Music; Ambience: Waves, gentle

It's called "The Dead Zone" - a large stretch of ocean just off the coast of Louisiana. Virtually nothing lives or grows here because of the lack of oxygen in the water. I'm Jim Metzner and this is the Pulse of the Planet. There are lots of other bodies of water with low oxygen around the world, but none quite so large as the Dead Zone. Excessive amounts of nutrients in the water cause microscopic plants to bloom, die and use up all the oxygen.

Whitall: Nutrients come from a variety of sources, especially nitrogen, and it really comes from a lot of different sources within the landscape.

Dr. Dave Whitall is with the National Oceanic and Atmospheric Administration's Center for Coastal Monitoring and Assessment.

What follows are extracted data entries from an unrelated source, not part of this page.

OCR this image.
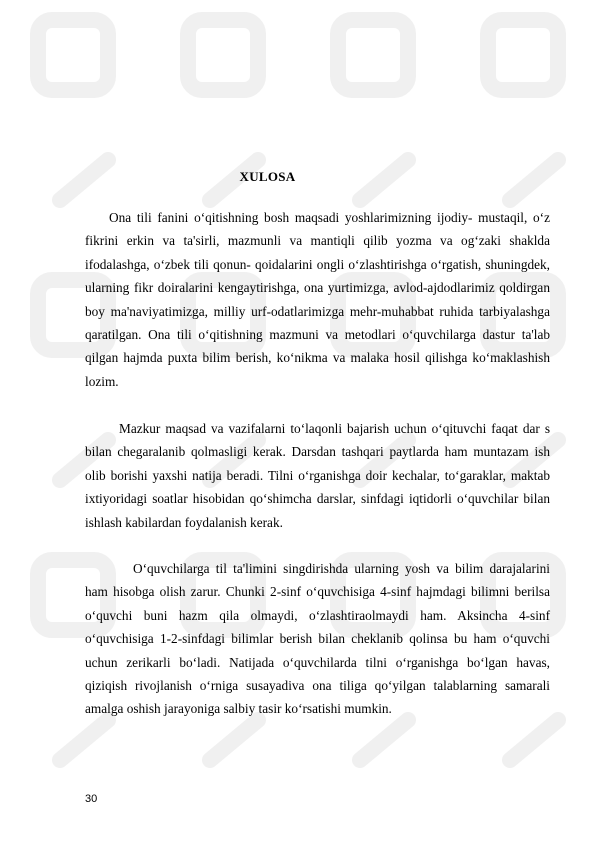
XULOSA

Ona tili fanini o‘qitishning bosh maqsadi yoshlarimizning ijodiy- mustaqil, o‘z fikrini erkin va ta'sirli, mazmunli va mantiqli qilib yozma va og‘zaki shaklda ifodalashga, o‘zbek tili qonun- qoidalarini ongli o‘zlashtirishga o‘rgatish, shuningdek, ularning fikr doiralarini kengaytirishga, ona yurtimizga, avlod-ajdodlarimiz qoldirgan boy ma'naviyatimizga, milliy urf-odatlarimizga mehr-muhabbat ruhida tarbiyalashga qaratilgan. Ona tili o‘qitishning mazmuni va metodlari o‘quvchilarga dastur ta'lab qilgan hajmda puxta bilim berish, ko‘nikma va malaka hosil qilishga ko‘maklashish lozim.

Mazkur maqsad va vazifalarni to‘laqonli bajarish uchun o‘qituvchi faqat dar s bilan chegaralanib qolmasligi kerak. Darsdan tashqari paytlarda ham muntazam ish olib borishi yaxshi natija beradi. Tilni o‘rganishga doir kechalar, to‘garaklar, maktab ixtiyoridagi soatlar hisobidan qo‘shimcha darslar, sinfdagi iqtidorli o‘quvchilar bilan ishlash kabilardan foydalanish kerak.

O‘quvchilarga til ta'limini singdirishda ularning yosh va bilim darajalarini ham hisobga olish zarur. Chunki 2-sinf o‘quvchisiga 4-sinf hajmdagi bilimni berilsa o‘quvchi buni hazm qila olmaydi, o‘zlashtiraolmaydi ham. Aksincha 4-sinf o‘quvchisiga 1-2-sinfdagi bilimlar berish bilan cheklanib qolinsa bu ham o‘quvchi uchun zerikarli bo‘ladi. Natijada o‘quvchilarda tilni o‘rganishga bo‘lgan havas, qiziqish rivojlanish o‘rniga susayadiva ona tiliga qo‘yilgan talablarning samarali amalga oshish jarayoniga salbiy tasir ko‘rsatishi mumkin.

30
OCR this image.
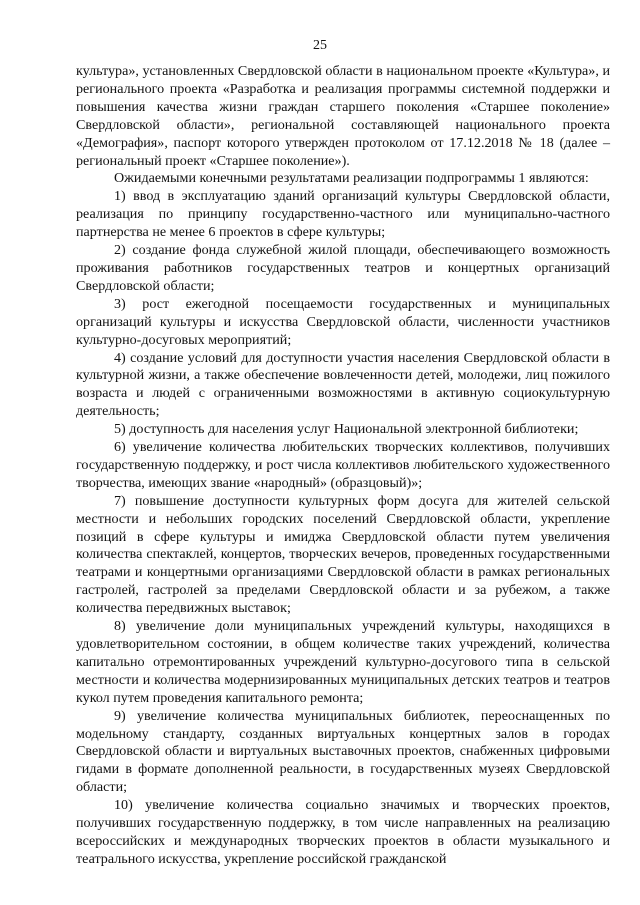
25

культура», установленных Свердловской области в национальном проекте «Культура», и регионального проекта «Разработка и реализация программы системной поддержки и повышения качества жизни граждан старшего поколения «Старшее поколение» Свердловской области», региональной составляющей национального проекта «Демография», паспорт которого утвержден протоколом от 17.12.2018 № 18 (далее – региональный проект «Старшее поколение»).

Ожидаемыми конечными результатами реализации подпрограммы 1 являются:

1) ввод в эксплуатацию зданий организаций культуры Свердловской области, реализация по принципу государственно-частного или муниципально-частного партнерства не менее 6 проектов в сфере культуры;

2) создание фонда служебной жилой площади, обеспечивающего возможность проживания работников государственных театров и концертных организаций Свердловской области;

3) рост ежегодной посещаемости государственных и муниципальных организаций культуры и искусства Свердловской области, численности участников культурно-досуговых мероприятий;

4) создание условий для доступности участия населения Свердловской области в культурной жизни, а также обеспечение вовлеченности детей, молодежи, лиц пожилого возраста и людей с ограниченными возможностями в активную социокультурную деятельность;

5) доступность для населения услуг Национальной электронной библиотеки;

6) увеличение количества любительских творческих коллективов, получивших государственную поддержку, и рост числа коллективов любительского художественного творчества, имеющих звание «народный» (образцовый)»;

7) повышение доступности культурных форм досуга для жителей сельской местности и небольших городских поселений Свердловской области, укрепление позиций в сфере культуры и имиджа Свердловской области путем увеличения количества спектаклей, концертов, творческих вечеров, проведенных государственными театрами и концертными организациями Свердловской области в рамках региональных гастролей, гастролей за пределами Свердловской области и за рубежом, а также количества передвижных выставок;

8) увеличение доли муниципальных учреждений культуры, находящихся в удовлетворительном состоянии, в общем количестве таких учреждений, количества капитально отремонтированных учреждений культурно-досугового типа в сельской местности и количества модернизированных муниципальных детских театров и театров кукол путем проведения капитального ремонта;

9) увеличение количества муниципальных библиотек, переоснащенных по модельному стандарту, созданных виртуальных концертных залов в городах Свердловской области и виртуальных выставочных проектов, снабженных цифровыми гидами в формате дополненной реальности, в государственных музеях Свердловской области;

10) увеличение количества социально значимых и творческих проектов, получивших государственную поддержку, в том числе направленных на реализацию всероссийских и международных творческих проектов в области музыкального и театрального искусства, укрепление российской гражданской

Whitall: The primary source of nitrogen in the Gulf of Mexico watershed is agriculture, so runoff from chemical fertilizers used to grow crops as well as from manure from animal production. But there's also other sources of nitrogen, such as human waste that gets processed through wastewater treatment plants. There's a component of air pollution, so our car exhaust and our power plant exhaust eventually come back down to Earth. There's nitrogen involved in that. So, it really is a multiple source pollutant that makes management of this problem a lot more difficult than if it was just coming from one source. For example, agriculture, one solution would be just to apply less chemical fertilizer in the watershed. Of course, that's going to have impacts in terms of the productivity of the area. You can't, obviously, stop using fertilizer, or your crops won't grow. But there's certain management practices, such as making sure to apply your fertilizer at the correct time of year. There's different crop practices in terms of when you plow your fields that can reduce the amount of nitrogen that make it into the river. There's really a variety of ways that you can reduce nitrogen and phosphorous, and as those nutrients go down, we would also expect the dead zone to decrease in size.

We'll hear more on the Dead Zone in future programs. Pulse of the Planet is made possible by the National Science Foundation. I'm Jim Metzner.